# Good all round 30-06 round



## lawdog65 (Dec 15, 2005)

Greetings! Long time reader, first time post'er. I tried looking this up in the search, but really couldn't pin point what i was looking for.

I just aquired a 742 woodmaster in 30-06. I have never hunted with a 30-06 before, but I have read time and time again on the versitlity of the cartridge. So....what's a good all round cartridge to use in 30-06? I'll primarily be hunting white tail, and I figure any smaller game would go pretty easy with a 30-06. I was thinking of something in the 150 grain range, and with fast expansion.

I also have a Remy 788 in 308. So I guess what ever I learn with the -06, I can somewhat apply to 308. Thanks, and I'm looking forward to the replies


----------



## TN.Frank (Nov 12, 2005)

I've been loading the Hornady SST's for a buddy of mine for his '06. We use the 150gr bullet over 50grs of IMR 4064. That's a couple grains under max(a good thing for semi-auto and pump gun shooters) and it still drops em' in their tracks. Also, recoil is a lot nicer then using a heavier bullet and a max powder charge. If you want to Elk hunt move up to a 165gr. SST but for deer size game a 150gr. bullet is all that you need.


----------



## NDTerminator (Aug 20, 2003)

Howdy Lawdog. You must be a LEO, too. I like the 165 grain bullet in the 30-06, myself. Check out Federal Premiums...


----------



## bighands (Dec 12, 2005)

I've had the best luck with 165gr bullets in the 30-06, they work good on everything from prairie dogs to elk. I use Nosler Partitions for elk and about any other cheaper bullet for deer and smaller game, every 165gr. bullet I've tried shoots good. Keep the velocity up for big game or some bullets don't open up fast enough, I like IMR4350 or H414 with max. loads. 150gr. bullets should work good on deer or smaller game, but I couldn't get them to shoot good in my gun, your's may be totally different ?


----------



## Scooter (Nov 4, 2005)

For a deer load in a 30-06 I would go for a 165gr SST in front of RL19 or either IMR or H4350 both good powders in a 30-06. It will everthing that is needed for killing deer day in and day out.


----------



## 94silverado (Oct 16, 2005)

I too got a Remington Model 742 They are a great gun keep em clean and it will prove itself time and time again. I personally use Remington Premium Core-Lockt From 165 to 220 but the 220 are overkill. My Girlfriend uses the Managed Recoil For it when she shoots it. they all work great for me But you will have to do trial and error to find one that suits you and your rifle well.


----------



## lawdog65 (Dec 15, 2005)

Good stuff. I just pick up some Federal Power-Shok, 150gr SP. I figured I'd sight in the rifle with that, and use it first. I just hope that old semi-auto likes it.

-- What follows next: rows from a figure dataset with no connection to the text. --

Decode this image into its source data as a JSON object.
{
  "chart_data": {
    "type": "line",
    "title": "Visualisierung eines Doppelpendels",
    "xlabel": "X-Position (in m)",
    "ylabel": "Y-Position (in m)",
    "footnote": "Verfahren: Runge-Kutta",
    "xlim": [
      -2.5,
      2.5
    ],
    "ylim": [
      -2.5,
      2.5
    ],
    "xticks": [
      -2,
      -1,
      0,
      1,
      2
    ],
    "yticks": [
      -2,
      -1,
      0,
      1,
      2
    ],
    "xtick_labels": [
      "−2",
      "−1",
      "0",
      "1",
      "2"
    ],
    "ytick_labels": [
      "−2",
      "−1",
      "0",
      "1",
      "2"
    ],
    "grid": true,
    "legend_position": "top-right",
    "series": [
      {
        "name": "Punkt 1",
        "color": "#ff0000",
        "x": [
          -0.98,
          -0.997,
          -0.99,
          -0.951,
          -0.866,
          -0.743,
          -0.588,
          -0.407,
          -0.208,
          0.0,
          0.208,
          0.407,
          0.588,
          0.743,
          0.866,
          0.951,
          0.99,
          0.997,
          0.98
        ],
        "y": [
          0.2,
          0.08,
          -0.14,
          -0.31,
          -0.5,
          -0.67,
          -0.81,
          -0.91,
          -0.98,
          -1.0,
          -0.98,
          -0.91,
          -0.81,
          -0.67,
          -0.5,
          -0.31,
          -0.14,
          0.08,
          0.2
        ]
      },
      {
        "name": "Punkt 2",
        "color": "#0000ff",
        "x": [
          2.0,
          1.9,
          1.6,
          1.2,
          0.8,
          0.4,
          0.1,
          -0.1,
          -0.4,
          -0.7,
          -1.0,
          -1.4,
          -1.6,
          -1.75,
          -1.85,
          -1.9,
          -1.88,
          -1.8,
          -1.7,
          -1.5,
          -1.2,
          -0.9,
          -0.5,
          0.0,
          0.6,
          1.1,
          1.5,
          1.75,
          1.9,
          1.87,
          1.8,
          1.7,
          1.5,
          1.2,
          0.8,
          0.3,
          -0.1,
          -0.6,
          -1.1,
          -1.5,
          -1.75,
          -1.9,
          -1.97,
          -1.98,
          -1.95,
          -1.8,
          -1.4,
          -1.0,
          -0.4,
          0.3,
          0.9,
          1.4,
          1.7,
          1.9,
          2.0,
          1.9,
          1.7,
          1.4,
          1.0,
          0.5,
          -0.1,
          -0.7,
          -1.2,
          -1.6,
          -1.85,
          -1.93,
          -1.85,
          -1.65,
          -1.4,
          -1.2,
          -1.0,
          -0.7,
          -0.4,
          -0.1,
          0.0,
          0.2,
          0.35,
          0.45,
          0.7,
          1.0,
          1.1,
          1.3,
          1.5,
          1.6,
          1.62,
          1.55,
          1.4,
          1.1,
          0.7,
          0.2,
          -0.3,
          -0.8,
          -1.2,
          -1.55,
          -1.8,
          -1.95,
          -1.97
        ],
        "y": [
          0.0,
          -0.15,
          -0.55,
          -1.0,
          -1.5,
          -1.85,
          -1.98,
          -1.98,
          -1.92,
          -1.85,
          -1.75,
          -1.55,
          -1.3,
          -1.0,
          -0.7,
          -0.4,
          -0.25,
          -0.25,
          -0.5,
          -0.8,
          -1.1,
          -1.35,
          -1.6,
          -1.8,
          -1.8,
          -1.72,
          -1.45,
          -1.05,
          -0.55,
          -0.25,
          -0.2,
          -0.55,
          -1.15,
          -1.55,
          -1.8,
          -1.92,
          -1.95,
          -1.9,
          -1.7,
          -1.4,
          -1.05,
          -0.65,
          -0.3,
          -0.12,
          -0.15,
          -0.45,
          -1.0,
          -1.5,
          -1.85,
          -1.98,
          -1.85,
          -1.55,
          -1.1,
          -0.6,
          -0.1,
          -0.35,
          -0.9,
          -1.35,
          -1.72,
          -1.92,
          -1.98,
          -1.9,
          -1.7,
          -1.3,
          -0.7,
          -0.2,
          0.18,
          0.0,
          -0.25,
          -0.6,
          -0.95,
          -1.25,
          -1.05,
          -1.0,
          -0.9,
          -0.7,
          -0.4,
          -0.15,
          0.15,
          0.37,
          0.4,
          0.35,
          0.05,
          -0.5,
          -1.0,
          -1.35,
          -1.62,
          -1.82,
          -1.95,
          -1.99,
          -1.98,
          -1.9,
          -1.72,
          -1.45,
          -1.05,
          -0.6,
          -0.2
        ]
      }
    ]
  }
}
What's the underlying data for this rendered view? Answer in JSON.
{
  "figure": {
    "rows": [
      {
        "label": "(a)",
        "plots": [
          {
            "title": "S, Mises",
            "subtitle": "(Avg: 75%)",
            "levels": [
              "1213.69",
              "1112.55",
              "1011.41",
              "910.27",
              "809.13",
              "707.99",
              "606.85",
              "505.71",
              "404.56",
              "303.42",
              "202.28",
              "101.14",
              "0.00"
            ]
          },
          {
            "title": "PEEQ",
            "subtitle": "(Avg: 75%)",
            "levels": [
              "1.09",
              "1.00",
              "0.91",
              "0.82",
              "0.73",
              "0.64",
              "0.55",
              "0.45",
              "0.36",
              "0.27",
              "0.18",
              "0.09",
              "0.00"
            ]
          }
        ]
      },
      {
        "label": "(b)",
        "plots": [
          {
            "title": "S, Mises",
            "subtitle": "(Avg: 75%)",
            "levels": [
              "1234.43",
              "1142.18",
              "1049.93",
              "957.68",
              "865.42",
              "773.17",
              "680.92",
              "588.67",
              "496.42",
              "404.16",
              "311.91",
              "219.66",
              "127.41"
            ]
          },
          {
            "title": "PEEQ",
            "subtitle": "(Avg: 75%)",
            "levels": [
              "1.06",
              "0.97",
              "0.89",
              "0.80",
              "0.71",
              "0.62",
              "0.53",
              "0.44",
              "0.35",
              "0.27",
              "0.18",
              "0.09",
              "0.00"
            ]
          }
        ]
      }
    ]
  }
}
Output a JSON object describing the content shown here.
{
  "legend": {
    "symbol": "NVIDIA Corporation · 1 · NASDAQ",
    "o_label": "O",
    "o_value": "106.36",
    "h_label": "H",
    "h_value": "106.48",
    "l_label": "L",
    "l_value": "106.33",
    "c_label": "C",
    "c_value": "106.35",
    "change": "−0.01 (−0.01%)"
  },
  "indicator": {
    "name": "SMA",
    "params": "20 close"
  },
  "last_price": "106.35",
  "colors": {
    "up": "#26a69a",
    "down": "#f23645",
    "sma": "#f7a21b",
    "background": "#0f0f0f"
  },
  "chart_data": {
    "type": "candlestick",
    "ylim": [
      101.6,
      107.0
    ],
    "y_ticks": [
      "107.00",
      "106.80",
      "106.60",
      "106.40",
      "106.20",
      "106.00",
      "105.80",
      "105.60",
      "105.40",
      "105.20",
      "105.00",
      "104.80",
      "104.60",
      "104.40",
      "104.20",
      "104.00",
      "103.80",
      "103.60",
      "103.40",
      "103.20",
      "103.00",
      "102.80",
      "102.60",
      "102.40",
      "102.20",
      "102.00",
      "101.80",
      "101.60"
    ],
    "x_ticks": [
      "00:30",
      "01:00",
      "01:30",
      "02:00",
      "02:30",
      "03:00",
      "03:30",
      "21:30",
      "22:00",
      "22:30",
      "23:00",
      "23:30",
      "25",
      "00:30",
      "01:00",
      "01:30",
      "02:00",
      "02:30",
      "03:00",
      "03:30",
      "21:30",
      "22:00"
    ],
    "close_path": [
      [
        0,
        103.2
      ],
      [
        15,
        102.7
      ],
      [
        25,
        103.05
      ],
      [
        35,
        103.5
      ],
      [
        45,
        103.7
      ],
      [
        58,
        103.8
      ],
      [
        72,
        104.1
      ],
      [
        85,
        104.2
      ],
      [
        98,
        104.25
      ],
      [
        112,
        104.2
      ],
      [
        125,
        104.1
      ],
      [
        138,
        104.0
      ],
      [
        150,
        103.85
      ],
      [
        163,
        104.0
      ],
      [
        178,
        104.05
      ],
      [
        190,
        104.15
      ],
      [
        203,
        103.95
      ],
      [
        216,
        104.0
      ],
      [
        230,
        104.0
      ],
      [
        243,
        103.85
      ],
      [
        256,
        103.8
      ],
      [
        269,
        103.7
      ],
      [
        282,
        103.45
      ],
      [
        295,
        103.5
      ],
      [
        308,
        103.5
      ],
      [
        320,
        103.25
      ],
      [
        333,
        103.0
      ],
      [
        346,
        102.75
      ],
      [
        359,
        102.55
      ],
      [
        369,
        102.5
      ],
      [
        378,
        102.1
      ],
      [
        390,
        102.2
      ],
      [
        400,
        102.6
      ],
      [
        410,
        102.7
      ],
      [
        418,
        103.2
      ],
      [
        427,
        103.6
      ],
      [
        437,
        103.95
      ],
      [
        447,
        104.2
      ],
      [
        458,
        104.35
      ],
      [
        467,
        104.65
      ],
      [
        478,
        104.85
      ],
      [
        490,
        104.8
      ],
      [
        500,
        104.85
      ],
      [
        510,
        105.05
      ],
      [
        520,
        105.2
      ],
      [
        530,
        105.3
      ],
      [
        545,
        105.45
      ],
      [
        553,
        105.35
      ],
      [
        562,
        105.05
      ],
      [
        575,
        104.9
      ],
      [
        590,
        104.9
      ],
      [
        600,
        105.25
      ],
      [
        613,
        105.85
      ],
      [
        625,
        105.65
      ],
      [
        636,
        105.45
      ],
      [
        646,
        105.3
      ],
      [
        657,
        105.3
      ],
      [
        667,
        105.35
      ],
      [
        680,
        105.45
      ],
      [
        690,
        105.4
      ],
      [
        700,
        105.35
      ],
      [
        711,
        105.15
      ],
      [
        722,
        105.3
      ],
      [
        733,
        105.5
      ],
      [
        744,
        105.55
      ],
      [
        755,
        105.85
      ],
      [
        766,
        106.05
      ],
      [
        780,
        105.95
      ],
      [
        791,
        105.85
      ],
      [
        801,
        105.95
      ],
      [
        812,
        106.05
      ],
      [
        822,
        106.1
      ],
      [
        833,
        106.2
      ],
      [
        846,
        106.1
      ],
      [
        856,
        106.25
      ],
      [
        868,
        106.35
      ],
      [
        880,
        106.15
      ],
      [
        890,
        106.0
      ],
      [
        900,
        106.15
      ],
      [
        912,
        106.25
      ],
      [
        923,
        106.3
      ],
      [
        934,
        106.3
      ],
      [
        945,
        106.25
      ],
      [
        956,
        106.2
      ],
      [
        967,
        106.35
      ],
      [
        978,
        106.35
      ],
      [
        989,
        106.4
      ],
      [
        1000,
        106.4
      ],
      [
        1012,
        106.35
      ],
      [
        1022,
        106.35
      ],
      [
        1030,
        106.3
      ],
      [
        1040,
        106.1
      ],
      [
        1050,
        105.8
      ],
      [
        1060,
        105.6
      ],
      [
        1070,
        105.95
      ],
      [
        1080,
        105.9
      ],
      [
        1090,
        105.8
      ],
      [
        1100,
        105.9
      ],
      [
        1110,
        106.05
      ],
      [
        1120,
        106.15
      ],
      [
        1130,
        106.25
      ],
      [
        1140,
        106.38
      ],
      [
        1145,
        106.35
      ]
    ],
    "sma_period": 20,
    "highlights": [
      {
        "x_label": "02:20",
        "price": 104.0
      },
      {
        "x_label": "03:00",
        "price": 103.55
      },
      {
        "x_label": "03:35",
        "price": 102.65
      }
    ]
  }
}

I'm thinking bout getting in to reloading, so that reload info provided will help great!

And you got me! Im LEO. Fun stuff. Gotta take the good with the bad sometimes, but I love it. Guess the lawdog gave it away huh. 

I'm gonna try and sight that rifle in Saturday for a hunt Sunday night. Only thing is, I might have to do it on a 25 yard range. So if I wanted to sight it in for 100 yards or 150 yards with the 150 grains, how far up should I go from center? Can anyone tell me where I can find some ballistic charts?
:sniper:


----------



## TN.Frank (Nov 12, 2005)

You can get charts in the back of the RCBS Handloading book. IIRC you can sight in at 3" high at 100 yrds and be about 3" low at 325 or so. I'd have to look it up to be sure though. But standard rule of thumb is 3" high at 100 yrds for most center fire rifles for deer size game. That'll give you a good max. point blank range. Personally, I like a 150gr bullet for deer, no need to use any more then that, all you'll get is more recoil, you don't need any more killing power then a 150gr will give you so why bother, unless your gun just shoots em' better.

:sniper:


----------



## killadoe (Dec 12, 2005)

I have a 7600 pump in 30-06 and it like the winchester power points in 150 grains. My buddy shoots them in his 7400 which is basically the same gun you have and they are awesome on deer. The deer go down withut a whole lot of damage. I sighted mine in at 100 yds. and i can make three holes touch each other, great shooting bullet. I shoot Core lokts in my 243 and they are alright...


----------



## TN.Frank (Nov 12, 2005)

The 7600 pump in '06 with a Williams peep sight is my dream deer gun. I'll have one someday. My buddy was having me load 165gr bullets for his '06 and they were doing ok but I talked him into loading the 150gr SST's and he said he'd never had a deer go down as fast as with those bullets, even the 165's didn't drop em' as quick. 
:beer:


----------



## Gohon (Feb 14, 2005)

Federal uses two 150 grain soft points for their loads, one being the Sierra Game King and the other the Nosler partition, but the ballistics are pretty close to the same for both.

Sighted in for 200 yards.
@25 yards = -0.29" @50 yards = 0.64" @100 yards = 1.67" 
@300 yards= -7.42"

Sighted in for 150 yards.
@25 yards = -.54" @50 yards = 0.15" @100 yards = 0.68"
@200 yards = -1.98" @300 yards = -10.39"

Sighted in for 100 yards.
@25 yards = -0.71 @50 yards = -0.19 @200 yards = -3.34"
@300 yards = -12.42

Muzzel velocity.
@muzzel= 2910 @100 yards = 2681 @300 yards = 2255

If it were me I would sight in for 200 yards and that would give you a dead hold out to a easy 250 yards with only a 4 inch spread.


----------